Calculation for tissue specificity

RefEx contains unique lists of genes whose expression pattern is prominent in a specific tissue compared with other tissues. Those genes with tissue specific expression patterns are calculated for all tissues using the ROKU method (Kadota et al., BMC Bioinformatics, 2006, 7:294).
ROKU was developed solely for this purpose.

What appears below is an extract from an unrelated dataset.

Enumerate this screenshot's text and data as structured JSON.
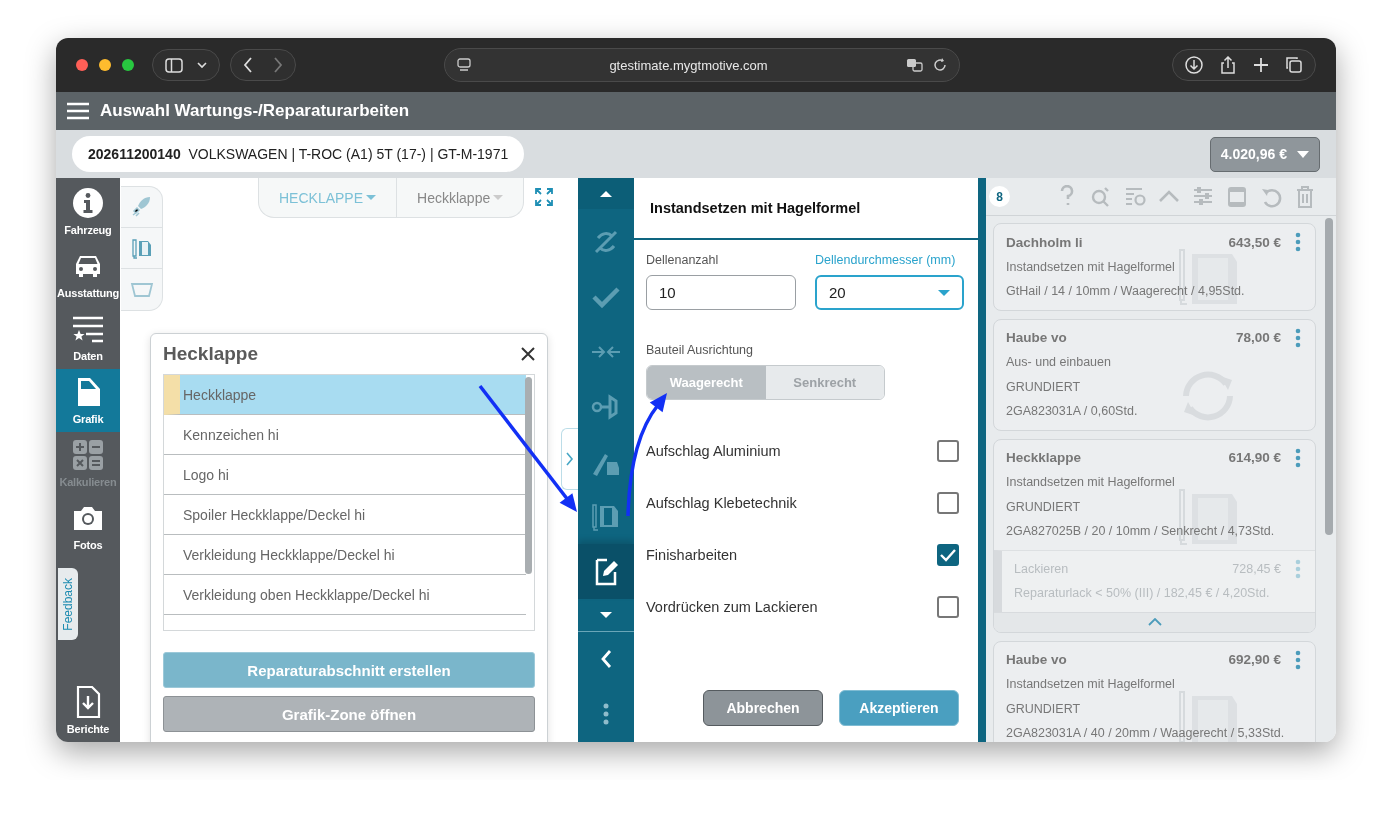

It ranks genes according to their overall tissue specificity using Shannon entropy, and detects tissues specific to each gene, if any exist, using an outlier detection method.
See details: http://bioconductor.org/packages/release/bioc/manuals/TCC/man/TCC.pdf (page 22-24)

Extraction of high-profile genes (Sort for "Gene2Pubmed")

The gene2pubmed dataset is a manually curated gene to PubMed literature relationship dataset provided by NCBI. Sorting genes by the number of corresponding literature citations in PubMed enables a user to sort by whether a gene is ‘famous’ or not.

  • Original source: ftp://ftp.ncbi.nlm.nih.gov/gene/DATA/gene2pubmed.gz
  • Script: gene2pubmed.pl

From the original source, each column of Tax_ID is obtained the following,

  • human (H. sapiens)
    Taxonomy ID: 9606

  • mouse (M. musculus)
    Taxonomy ID: 10090

  • Rat (R. norvegicus)
    Taxonomy ID: 10116

Then count the number of pubmed IDs for each geneID.